If you have been diagnosed with needing a crown on your tooth, this information may help you better understand your condition and treatment needs.
Technically speaking, a dental crown is the portion of your tooth above the root of the tooth. In a healthy tooth, it’s the portion of the tooth that sits above the gumline (the root sits below the gumline). In dental treatment terms, a dental crown is a restoration that replaces the crown of a tooth. In order for a tooth to be treated with a crown, the tooth has to be ground down significantly (many patients describe that their tooth was ground down to a nub) in order for the restoration to fit your bite, as well as fit down over the tooth and back into your dental arch.
This treatment used to be necessary to save a tooth that had cracked or had a large leaking or broken filling.
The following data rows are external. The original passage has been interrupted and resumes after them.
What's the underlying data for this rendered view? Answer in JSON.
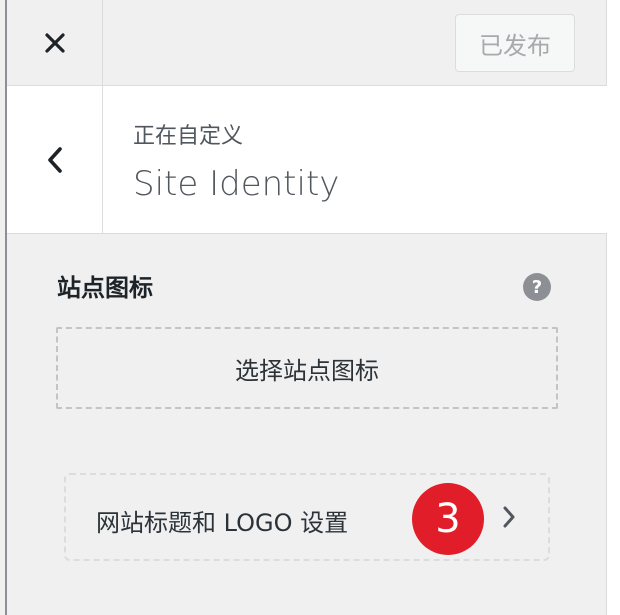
{
  "topbar": {
    "close_icon": "close-icon",
    "publish_label": "已发布"
  },
  "section": {
    "back_icon": "chevron-left-icon",
    "crumb": "正在自定义",
    "title": "Site Identity"
  },
  "site_icon": {
    "label": "站点图标",
    "help_icon": "help-icon",
    "help_glyph": "?",
    "select_label": "选择站点图标"
  },
  "title_logo": {
    "label": "网站标题和 LOGO 设置",
    "badge": "3",
    "badge_color": "#e11d2a",
    "chevron_icon": "chevron-right-icon"
  },
  "colors": {
    "panel_bg": "#f0f0f1",
    "text_dark": "#1d2327",
    "text_muted": "#50575e"
  }
}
In these situations, the tooth has been weakened and become brittle to the point that if the dentist put a filling back into the tooth (after the old filling and decay were removed), the remaining tooth would soon fracture, break or crumble.
Decades ago, dentists invented a dental crown that sits down over your tooth and holds everything together like straps around a barrel. Even though the dentist has to aggressively grind down a tooth, this procedure restores the tooth and gives it a chance for survival. Crowns are still the predominant treatment solution for cracked teeth, leaking/broken fillings and many other dental problems. However, new alternative treatments for dental crowns are available due to advances in technology.
Porcelain fillings are an excellent alternative treatment for dental crowns, and this technology does not require your dentist to grind your tooth down to a nub. Using porcelain filling treatment, your dentist will remove only the unhealthy, decayed portion of your tooth. The rest of your healthy tooth structure remains intact. The porcelain filling bonds to the weak areas of your tooth, which will make your tooth stronger. Once a porcelain filling is seated in place, your tooth is almost as strong as it was before it had its first cavity.